L’exposition s’ouvre sur un portrait de jeune fille du Norvégien E. Munch, exécuté en 1905. Munch sait particulièrement exprimer les sentiments intérieurs. Il porte ici un regard sur l’âme enfantine qui traduit l’incertitude existentielle, caractéristique du tournant du sicèle. Munch deviendra le maître à penser des Expressionnistes allemands.
Côté français, l’émergence du XXe siècle se traduit par une exaltation des couleurs, la quête d’un dépassement artistique. En témoignent la vue du port d’Anvers de Braque et celle du port du Havre de Dufy (1906) qui s’affranchissent des couleurs. Un an plus tard, le Nu de Van Dongen choque le public autant par son érotisme que par sa liberté chromatique.
Côté allemand, la même fébrilité de début de siècle conduit les artistes du Pont à un « nouveau départ », induit de pureté. Comme l’attestent les auréoles des Deux jeunes filles d’E. Heckel qui ne relèvent d’aucune valeur biblique.
Dans leur quête d’authenticité, les artistes de Die Brücke se rendent ensemble sur les bords du lac de Moritzburg pour y peindre des nus en plein air. Les Quatre Baigneuses de E. L. Kirchner témoignent de cette nouvelle liberté de vivre, réfutant les tabous de l’ordre moral du siècle précédent.
La quête de simplicité formelle s’accompagne d’une note primitive chez K. Schmidt-Rotthuff ou chez E. Nolde, qui voyage en Océanie à la suite de Gauguin.

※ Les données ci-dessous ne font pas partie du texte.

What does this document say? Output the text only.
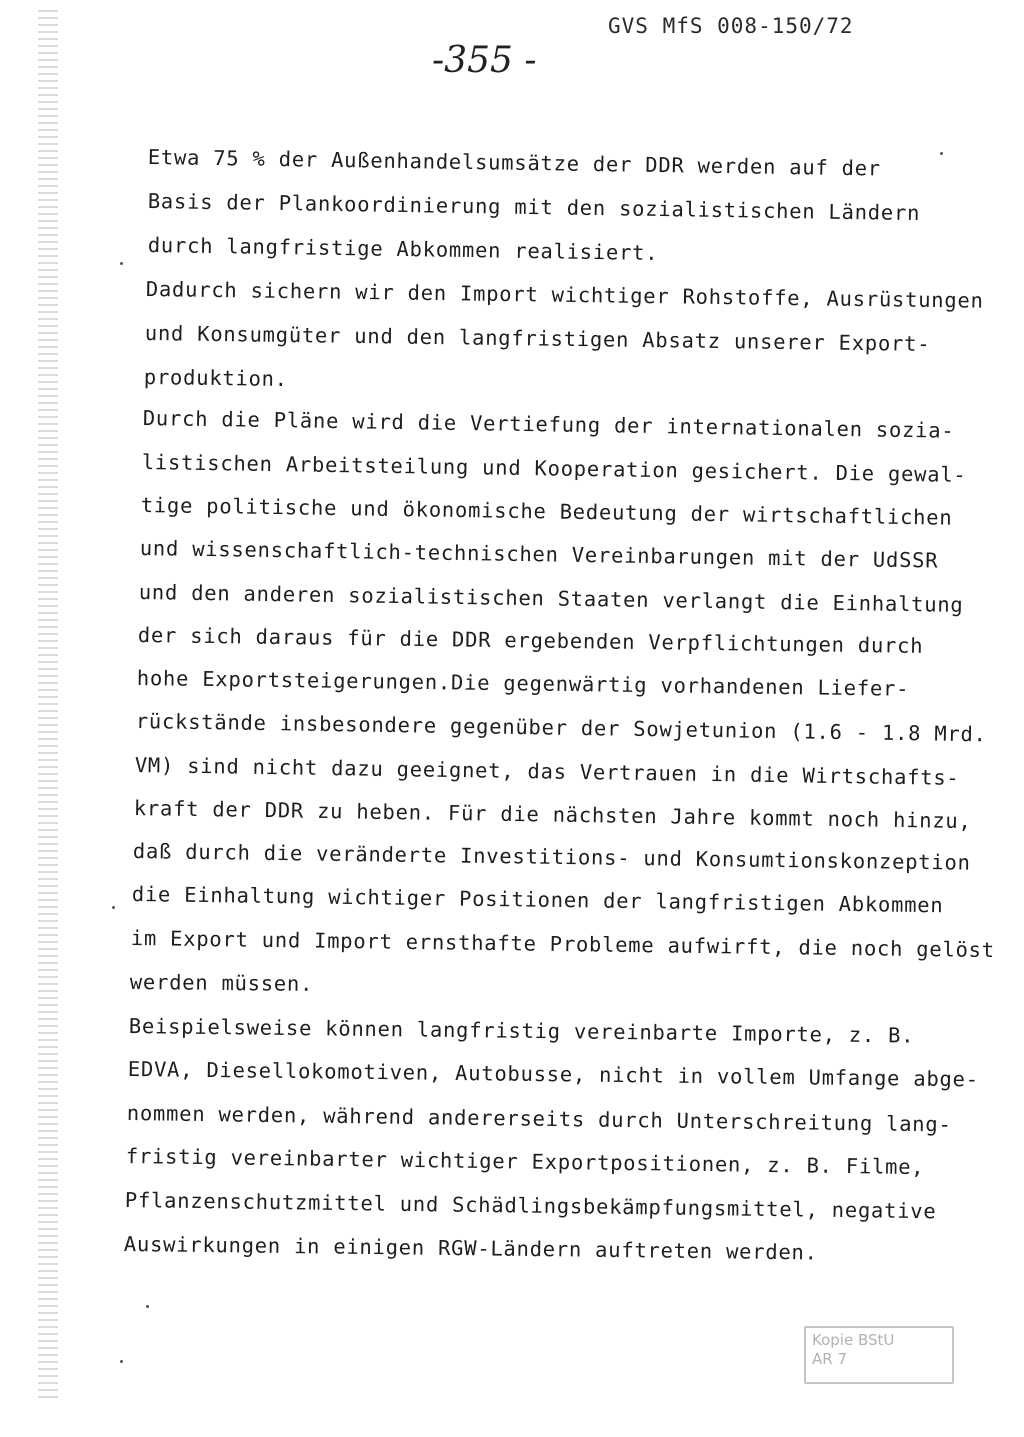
GVS MfS 008-150/72
-355 -
Etwa 75 % der Außenhandelsumsätze der DDR werden auf der
Basis der Plankoordinierung mit den sozialistischen Ländern
durch langfristige Abkommen realisiert.
Dadurch sichern wir den Import wichtiger Rohstoffe, Ausrüstungen
und Konsumgüter und den langfristigen Absatz unserer Export-
produktion.
Durch die Pläne wird die Vertiefung der internationalen sozia-
listischen Arbeitsteilung und Kooperation gesichert. Die gewal-
tige politische und ökonomische Bedeutung der wirtschaftlichen
und wissenschaftlich-technischen Vereinbarungen mit der UdSSR
und den anderen sozialistischen Staaten verlangt die Einhaltung
der sich daraus für die DDR ergebenden Verpflichtungen durch
hohe Exportsteigerungen.Die gegenwärtig vorhandenen Liefer-
rückstände insbesondere gegenüber der Sowjetunion (1.6 - 1.8 Mrd.
VM) sind nicht dazu geeignet, das Vertrauen in die Wirtschafts-
kraft der DDR zu heben. Für die nächsten Jahre kommt noch hinzu,
daß durch die veränderte Investitions- und Konsumtionskonzeption
die Einhaltung wichtiger Positionen der langfristigen Abkommen
im Export und Import ernsthafte Probleme aufwirft, die noch gelöst
werden müssen.
Beispielsweise können langfristig vereinbarte Importe, z. B.
EDVA, Diesellokomotiven, Autobusse, nicht in vollem Umfange abge-
nommen werden, während andererseits durch Unterschreitung lang-
fristig vereinbarter wichtiger Exportpositionen, z. B. Filme,
Pflanzenschutzmittel und Schädlingsbekämpfungsmittel, negative
Auswirkungen in einigen RGW-Ländern auftreten werden.
Kopie BStU
AR 7
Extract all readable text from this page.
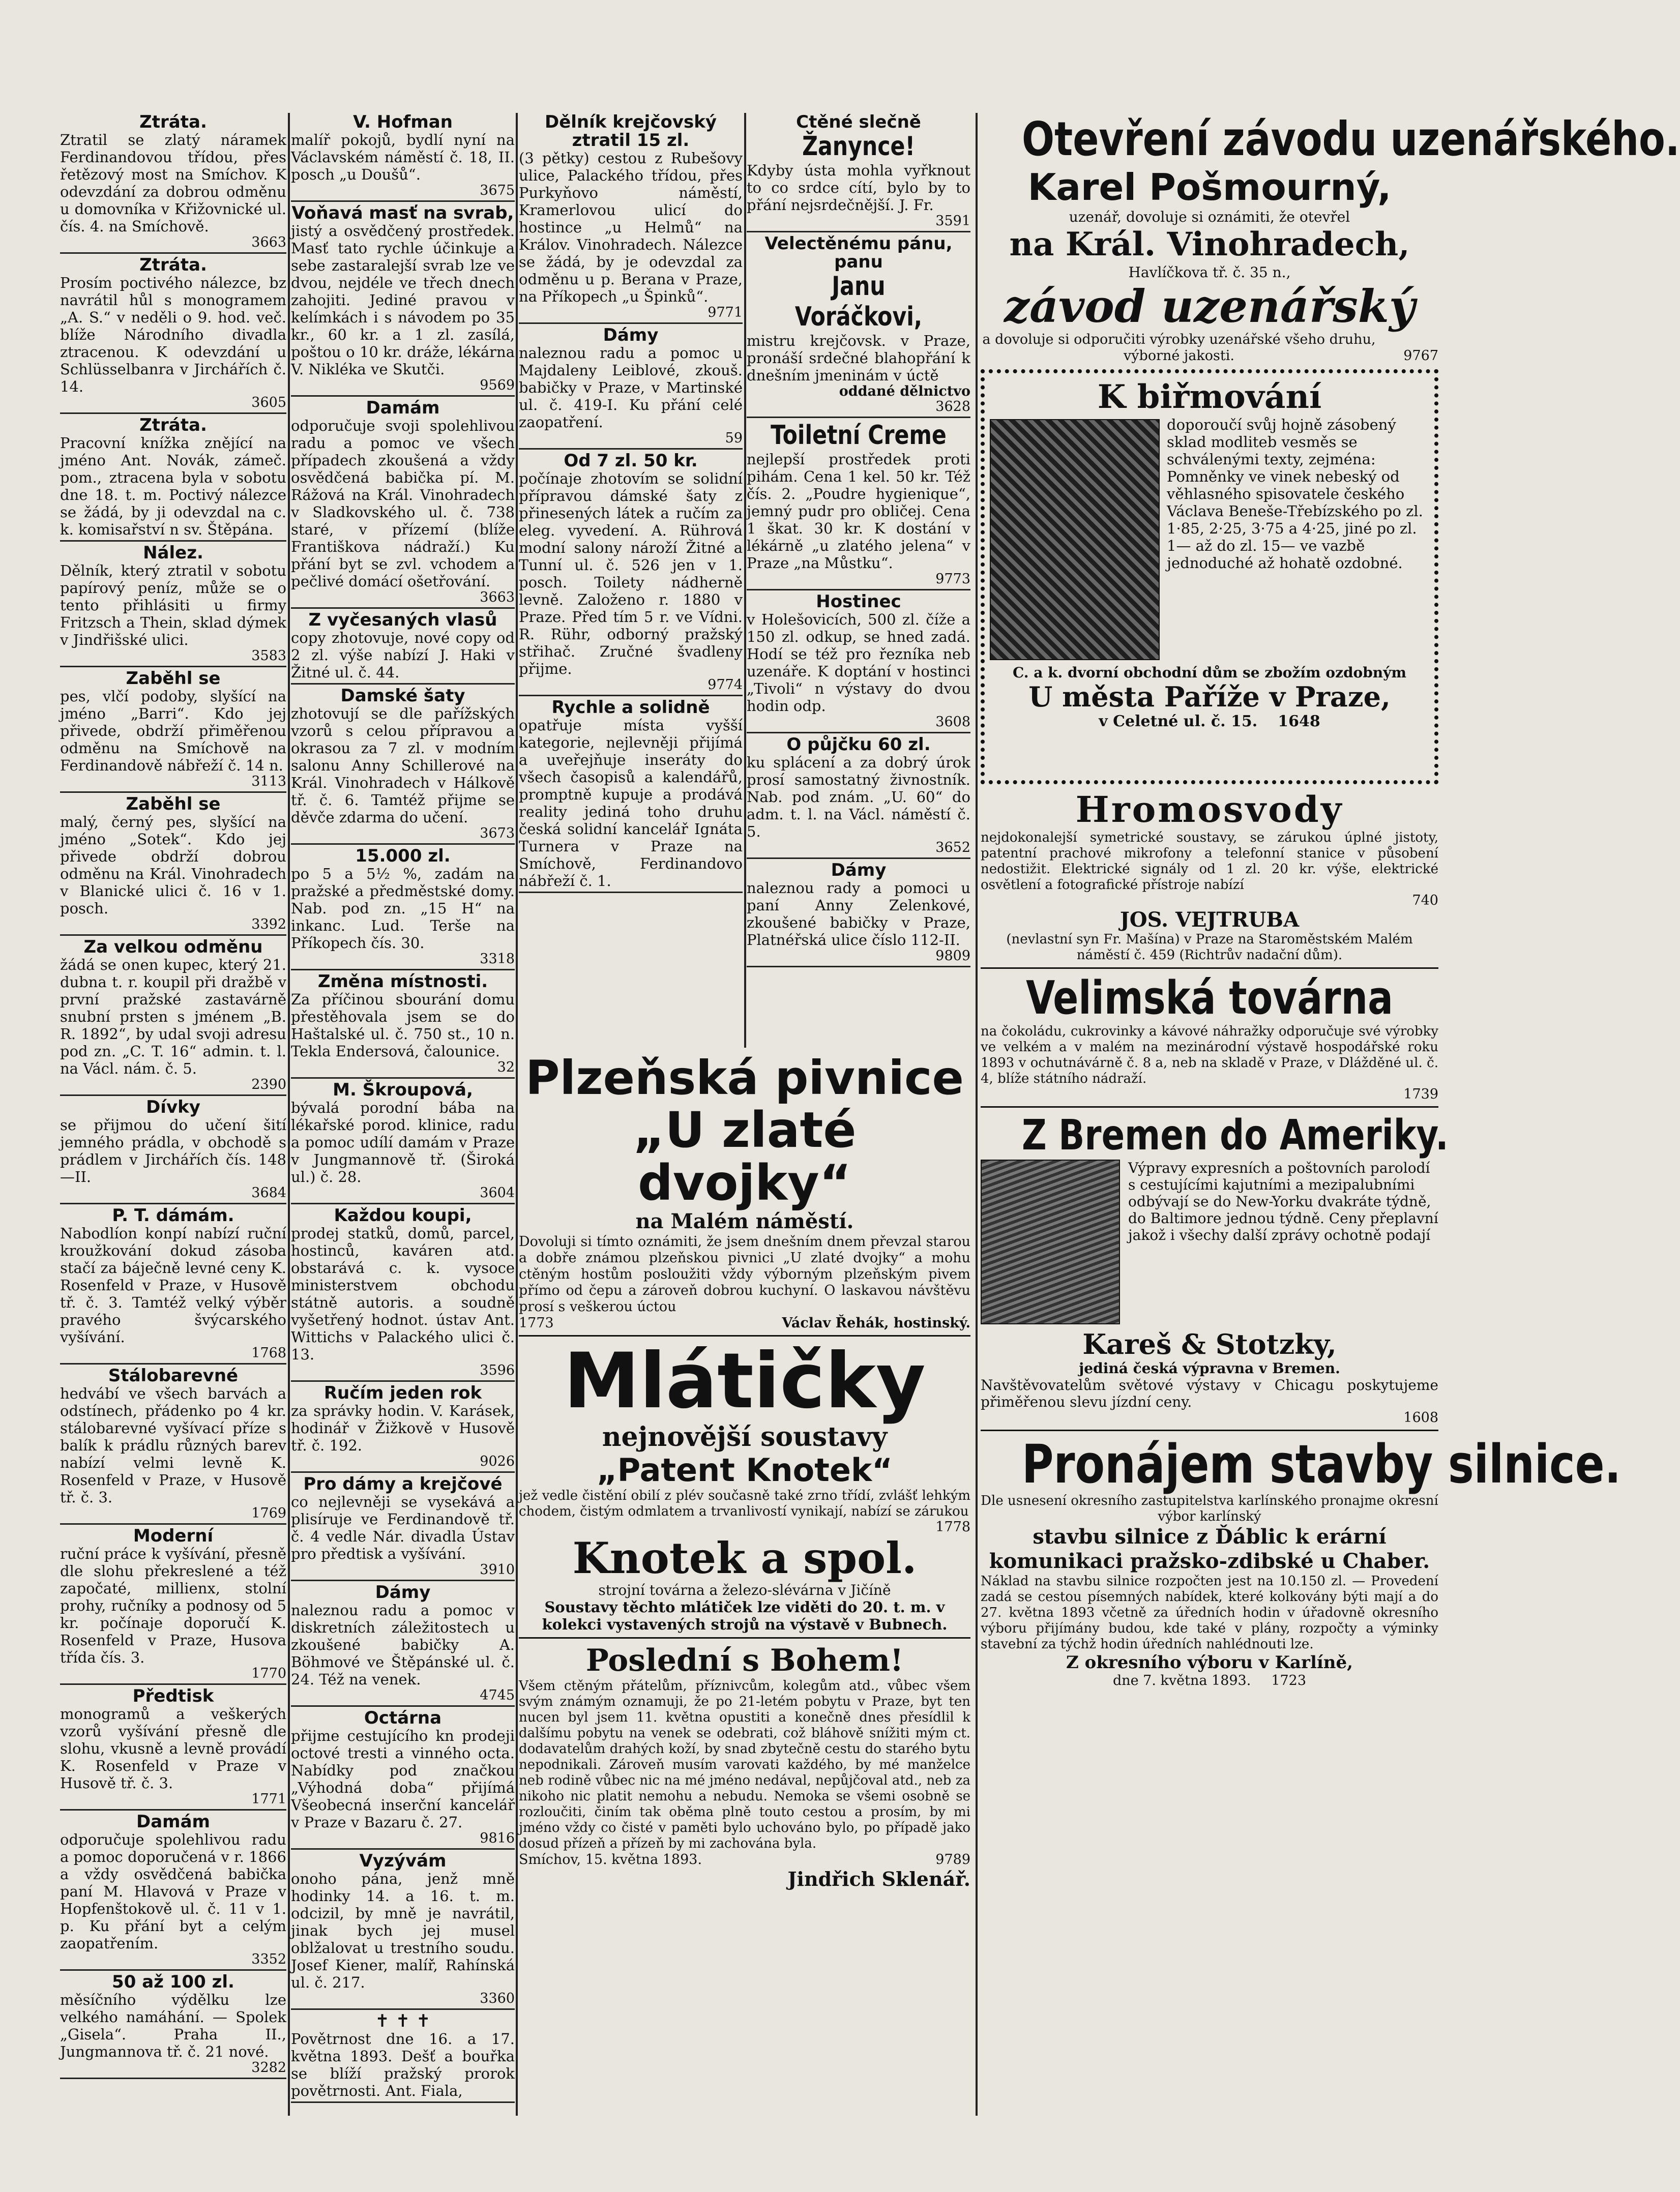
Ztráta.

Ztratil se zlatý náramek Ferdinandovou třídou, přes řetězový most na Smíchov. K odevzdání za dobrou odměnu u domovníka v Křižovnické ul. čís. 4. na Smíchově.

3663

Ztráta.

Prosím poctivého nálezce, bz navrátil hůl s monogramem „A. S.“ v neděli o 9. hod. več. blíže Národního divadla ztracenou. K odevzdání u Schlüsselbanra v Jirchářích č. 14.

3605

Ztráta.

Pracovní knížka znějící na jméno Ant. Novák, zámeč. pom., ztracena byla v sobotu dne 18. t. m. Poctivý nálezce se žádá, by ji odevzdal na c. k. komisařství n sv. Štěpána.

Nález.

Dělník, který ztratil v sobotu papírový peníz, může se o tento přihlásiti u firmy Fritzsch a Thein, sklad dýmek v Jindřišské ulici.

3583

Zaběhl se

pes, vlčí podoby, slyšící na jméno „Barri“. Kdo jej přivede, obdrží přiměřenou odměnu na Smíchově na Ferdinandově nábřeží č. 14 n.

3113

Zaběhl se

malý, černý pes, slyšící na jméno „Sotek“. Kdo jej přivede obdrží dobrou odměnu na Král. Vinohradech v Blanické ulici č. 16 v 1. posch.

3392

Za velkou odměnu

žádá se onen kupec, který 21. dubna t. r. koupil při dražbě v první pražské zastavárně snubní prsten s jménem „B. R. 1892“, by udal svoji adresu pod zn. „C. T. 16“ admin. t. l. na Václ. nám. č. 5.

2390

Dívky

se přijmou do učení šití jemného prádla, v obchodě s prádlem v Jirchářích čís. 148—II.

3684

P. T. dámám.

Nabodlíon konpí nabízí ruční kroužkování dokud zásoba stačí za báječně levné ceny K. Rosenfeld v Praze, v Husově tř. č. 3. Tamtéž velký výběr pravého švýcarského vyšívání.

1768

Stálobarevné

hedvábí ve všech barvách a odstínech, přádenko po 4 kr. stálobarevné vyšívací příze s balík k prádlu různých barev nabízí velmi levně K. Rosenfeld v Praze, v Husově tř. č. 3.

1769

Moderní

ruční práce k vyšívání, přesně dle slohu překreslené a též započaté, millienx, stolní prohy, ručníky a podnosy od 5 kr. počínaje doporučí K. Rosenfeld v Praze, Husova třída čís. 3.

1770

Předtisk

monogramů a veškerých vzorů vyšívání přesně dle slohu, vkusně a levně provádí K. Rosenfeld v Praze v Husově tř. č. 3.

1771

Damám

odporučuje spolehlivou radu a pomoc doporučená v r. 1866 a vždy osvědčená babička paní M. Hlavová v Praze v Hopfenštokově ul. č. 11 v 1. p. Ku přání byt a celým zaopatřením.

3352

50 až 100 zl.

měsíčního výdělku lze velkého namáhání. — Spolek „Gisela“. Praha II., Jungmannova tř. č. 21 nové.

3282

V. Hofman

malíř pokojů, bydlí nyní na Václavském náměstí č. 18, II. posch „u Doušů“.

3675

Voňavá masť na svrab,

jistý a osvědčený prostředek. Masť tato rychle účinkuje a sebe zastaralejší svrab lze ve dvou, nejdéle ve třech dnech zahojiti. Jediné pravou v kelímkách i s návodem po 35 kr., 60 kr. a 1 zl. zasílá, poštou o 10 kr. dráže, lékárna V. Nikléka ve Skutči.

9569

Damám

odporučuje svoji spolehlivou radu a pomoc ve všech případech zkoušená a vždy osvědčená babička pí. M. Rážová na Král. Vinohradech v Sladkovského ul. č. 738 staré, v přízemí (blíže Františkova nádraží.) Ku přání byt se zvl. vchodem a pečlivé domácí ošetřování.

3663

Z vyčesaných vlasů

copy zhotovuje, nové copy od 2 zl. výše nabízí J. Haki v Žitné ul. č. 44.

Damské šaty

zhotovují se dle pařížských vzorů s celou přípravou a okrasou za 7 zl. v modním salonu Anny Schillerové na Král. Vinohradech v Hálkově tř. č. 6. Tamtéž přijme se děvče zdarma do učení.

3673

15.000 zl.

po 5 a 5½ %, zadám na pražské a předměstské domy. Nab. pod zn. „15 H“ na inkanc. Lud. Terše na Příkopech čís. 30.

3318

Změna místnosti.

Za příčinou sbourání domu přestěhovala jsem se do Haštalské ul. č. 750 st., 10 n. Tekla Endersová, čalounice.

32

M. Škroupová,

bývalá porodní bába na lékařské porod. klinice, radu a pomoc udílí damám v Praze v Jungmannově tř. (Široká ul.) č. 28.

3604

Každou koupi,

prodej statků, domů, parcel, hostinců, kaváren atd. obstarává c. k. vysoce ministerstvem obchodu státně autoris. a soudně vyšetřený hodnot. ústav Ant. Wittichs v Palackého ulici č. 13.

3596

Ručím jeden rok

za správky hodin. V. Karásek, hodinář v Žižkově v Husově tř. č. 192.

9026

Pro dámy a krejčové

co nejlevněji se vysekává a plisíruje ve Ferdinandově tř. č. 4 vedle Nár. divadla Ústav pro předtisk a vyšívání.

3910

Dámy

naleznou radu a pomoc v diskretních záležitostech u zkoušené babičky A. Böhmové ve Štěpánské ul. č. 24. Též na venek.

4745

Octárna

přijme cestujícího kn prodeji octové tresti a vinného octa. Nabídky pod značkou „Výhodná doba“ přijímá Všeobecná inserční kancelář v Praze v Bazaru č. 27.

9816

Vyzývám

onoho pána, jenž mně hodinky 14. a 16. t. m. odcizil, by mně je navrátil, jinak bych jej musel oblžalovat u trestního soudu. Josef Kiener, malíř, Rahínská ul. č. 217.

3360

✝ ✝ ✝

Povětrnost dne 16. a 17. května 1893. Dešť a bouřka se blíží pražský prorok povětrnosti. Ant. Fiala,

Dělník krejčovský ztratil 15 zl.

(3 pětky) cestou z Rubešovy ulice, Palackého třídou, přes Purkyňovo náměstí, Kramerlovou ulicí do hostince „u Helmů“ na Králov. Vinohradech. Nálezce se žádá, by je odevzdal za odměnu u p. Berana v Praze, na Příkopech „u Špinků“.

9771

Dámy

naleznou radu a pomoc u Majdaleny Leiblové, zkouš. babičky v Praze, v Martinské ul. č. 419-I. Ku přání celé zaopatření.

59

Od 7 zl. 50 kr.

počínaje zhotovím se solidní přípravou dámské šaty z přinesených látek a ručím za eleg. vyvedení. A. Rührová modní salony nároží Žitné a Tunní ul. č. 526 jen v 1. posch. Toilety nádherně levně. Založeno r. 1880 v Praze. Před tím 5 r. ve Vídni. R. Rühr, odborný pražský střihač. Zručné švadleny přijme.

9774

Rychle a solidně

opatřuje místa vyšší kategorie, nejlevněji přijímá a uveřejňuje inseráty do všech časopisů a kalendářů, promptně kupuje a prodává reality jediná toho druhu česká solidní kancelář Ignáta Turnera v Praze na Smíchově, Ferdinandovo nábřeží č. 1.

Ctěné slečně

Žanynce!

Kdyby ústa mohla vyřknout to co srdce cítí, bylo by to přání nejsrdečnější. J. Fr.

3591

Velectěnému pánu, panu

Janu Voráčkovi,

mistru krejčovsk. v Praze, pronáší srdečné blahopřání k dnešním jmeninám v úctě

oddané dělnictvo

3628

Toiletní Creme

nejlepší prostředek proti pihám. Cena 1 kel. 50 kr. Též čís. 2. „Poudre hygienique“, jemný pudr pro obličej. Cena 1 škat. 30 kr. K dostání v lékárně „u zlatého jelena“ v Praze „na Můstku“.

9773

Hostinec

v Holešovicích, 500 zl. číže a 150 zl. odkup, se hned zadá. Hodí se též pro řezníka neb uzenáře. K doptání v hostinci „Tivoli“ n výstavy do dvou hodin odp.

3608

O půjčku 60 zl.

ku splácení a za dobrý úrok prosí samostatný živnostník. Nab. pod znám. „U. 60“ do adm. t. l. na Václ. náměstí č. 5.

3652

Dámy

naleznou rady a pomoci u paní Anny Zelenkové, zkoušené babičky v Praze, Platnéřská ulice číslo 112-II.

9809

Plzeňská pivnice
„U zlaté dvojky“
na Malém náměstí.

Dovoluji si tímto oznámiti, že jsem dnešním dnem převzal starou a dobře známou plzeňskou pivnici „U zlaté dvojky“ a mohu ctěným hostům posloužiti vždy výborným plzeňským pivem přímo od čepu a zároveň dobrou kuchyní. O laskavou návštěvu prosí s veškerou úctou

1773	Václav Řehák, hostinský.
Mlátičky
nejnovější soustavy
„Patent Knotek“

jež vedle čistění obilí z plév současně také zrno třídí, zvlášť lehkým chodem, čistým odmlatem a trvanlivostí vynikají, nabízí se zárukou

1778

Knotek a spol.
strojní továrna a železo-slévárna v Jičíně

Soustavy těchto mlátiček lze viděti do 20. t. m. v kolekci vystavených strojů na výstavě v Bubnech.

Poslední s Bohem!

Všem ctěným přátelům, příznivcům, kolegům atd., vůbec všem svým známým oznamuji, že po 21-letém pobytu v Praze, byt ten nucen byl jsem 11. května opustiti a konečně dnes přesídlil k dalšímu pobytu na venek se odebrati, což bláhově snížiti mým ct. dodavatelům drahých koží, by snad zbytečně cestu do starého bytu nepodnikali. Zároveň musím varovati každého, by mé manželce neb rodině vůbec nic na mé jméno nedával, nepůjčoval atd., neb za nikoho nic platit nemohu a nebudu. Nemoka se všemi osobně se rozloučiti, činím tak oběma plně touto cestou a prosím, by mi jméno vždy co čisté v paměti bylo uchováno bylo, po případě jako dosud přízeň a přízeň by mi zachována byla.

Smíchov, 15. května 1893.	9789
Jindřich Sklenář.
Otevření závodu uzenářského.
Karel Pošmourný,
uzenář, dovoluje si oznámiti, že otevřel
na Král. Vinohradech,
Havlíčkova tř. č. 35 n.,
závod uzenářský
a dovoluje si odporučiti výrobky uzenářské všeho druhu, výborné jakosti.	9767
K biřmování

doporoučí svůj hojně zásobený sklad modliteb vesměs se schválenými texty, zejména: Pomněnky ve vinek nebeský od věhlasného spisovatele českého Václava Beneše-Třebízského po zl. 1·85, 2·25, 3·75 a 4·25, jiné po zl. 1— až do zl. 15— ve vazbě jednoduché až hohatě ozdobné.

C. a k. dvorní obchodní dům se zbožím ozdobným
U města Paříže v Praze,
v Celetné ul. č. 15. 1648
Hromosvody

nejdokonalejší symetrické soustavy, se zárukou úplné jistoty, patentní prachové mikrofony a telefonní stanice v působení nedostižit. Elektrické signály od 1 zl. 20 kr. výše, elektrické osvětlení a fotografické přístroje nabízí

740

JOS. VEJTRUBA
(nevlastní syn Fr. Mašína) v Praze na Staroměstském Malém náměstí č. 459 (Richtrův nadační dům).
Velimská továrna

na čokoládu, cukrovinky a kávové náhražky odporučuje své výrobky ve velkém a v malém na mezinárodní výstavě hospodářské roku 1893 v ochutnávárně č. 8 a, neb na skladě v Praze, v Dlážděné ul. č. 4, blíže státního nádraží.

1739

Z Bremen do Ameriky.

Výpravy expresních a poštovních parolodí s cestujícími kajutními a mezipalubními odbývají se do New-Yorku dvakráte týdně, do Baltimore jednou týdně. Ceny přeplavní jakož i všechy další zprávy ochotně podají

Kareš & Stotzky,
jediná česká výpravna v Bremen.

Navštěvovatelům světové výstavy v Chicagu poskytujeme přiměřenou slevu jízdní ceny.

1608

Pronájem stavby silnice.
Dle usnesení okresního zastupitelstva karlínského pronajme okresní výbor karlínský
stavbu silnice z Ďáblic k erární komunikaci pražsko-zdibské u Chaber.

Náklad na stavbu silnice rozpočten jest na 10.150 zl. — Provedení zadá se cestou písemných nabídek, které kolkovány býti mají a do 27. května 1893 včetně za úředních hodin v úřadovně okresního výboru přijímány budou, kde také v plány, rozpočty a výminky stavební za týchž hodin úředních nahlédnouti lze.

Z okresního výboru v Karlíně,
dne 7. května 1893. 1723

Avec l’avènement de la NKVM (Nouvelle Association des artistes de Munich), la pureté des formes empreinte à la révolution des couleurs fauvistes pour célébrer la vie et l’extase. De façon moins sentimentale que celle prônée par les artistes du Pont mais plus spirituelle. F. Marc dresse une symbolique des couleurs dans laquelle son renard (habituellement représenté en rouge) se mêle les pattes dans le bleu (symbole de pureté et de romantisme) pour devenir bleu-noir. Tandis que A. Macke, suite à sa rencontre avec R. Delaunay, « cubitise » son trait (Jeune fille avec des poissons dans un récipient de verre). L’apothéose cérébrale est atteinte avec W. Kandinsky (Eglise villageoise sur les bords du lac de Rieg), qui avec A. von Jawlensky (Jeune fille aux pivoines, Yeux noirs), G. Münter et les artistes précédemment nommés défendent l’idée du « spirituel dans l’art ».
Cepdendant, tous les artistes de la NKVM n’aspirent pas à une telle spiritualisation. Kandinsky et Marc scindent le groupe et fondent Die Blaue Reiter.
Survient la Première Guerre mondiale qui coupe court à l’Expressionnisme de la première génération.
La deuxième, représentée par C. Felixmüller, O. Dox et G. Grosz reprend l’approche d’un réalisme critique développé par la Nouvelle Objectivité pour s’attaquer à la corruption et la décadence de la société.
L’exposition a le mérite d’offrir au public des oeuvres peu connues d’artistes pourtant internationalement célébrés. Dommage qu’elles ne soient pas présentées à leur avantage car sustendues sur un mur jaunâtre et vieilli qui rend mal la vivacité des couleurs expressionnistes.